I've had the WIM magic done in the past on an MX5 and the difference is very appreciable - it has to be about the most noticable improvement you can do to your vehicle and in my view one of the cheapest for real time smiles and the impoved safety factor in being able to point, squirt and know the car will do as you wish ( your limits will be found before the cars) - pushed the 5 so many times and it just sits on rails.
As to the Vredesteins, I've run 3ltr V6 petrol SAABS for ten years on the varying Vred offerings and they have never let me down, so now I'll have a full set on the "Beast" of a brand I have faith in (that's half the battle), Vredesteins always do well in reviews and from past experience I've no issues with having all four corners of the "Beast" fitted with them - nice tread pattern as a bonus!

I'll let you know the differences I find after the WIM magic has been completed,

Al
 
Thanks, all very helpful.

To answer bedwards1966: I couldn't tell from my car as it'd just had new front tyres before I bought it.

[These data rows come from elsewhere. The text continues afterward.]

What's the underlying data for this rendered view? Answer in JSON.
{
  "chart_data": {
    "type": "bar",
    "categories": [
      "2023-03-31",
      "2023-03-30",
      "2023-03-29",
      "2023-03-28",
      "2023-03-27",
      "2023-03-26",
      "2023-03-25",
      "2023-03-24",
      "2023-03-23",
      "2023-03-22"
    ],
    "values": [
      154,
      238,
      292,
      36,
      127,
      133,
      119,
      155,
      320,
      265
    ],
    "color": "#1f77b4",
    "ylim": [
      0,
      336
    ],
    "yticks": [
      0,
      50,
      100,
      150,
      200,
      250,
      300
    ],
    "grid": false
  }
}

Rears approaching legal limit with even wear.
 
I had my car's MOT done in early March, at just under 30k miles. Rear tyres were new and the fronts were the originals. The fronts appeared to have around 4mm tread across the width, yet were down to the cords on the inside edges. WIM diagnosed and fixed camber issues, but I won't know if that's fixed the wear issue for a while yet.
 
No car should be scrubbing the inside edges. The tracking is way off.

By that I mean camber/castor and toe, needs 4-wheel alignment and not many machines do it properly.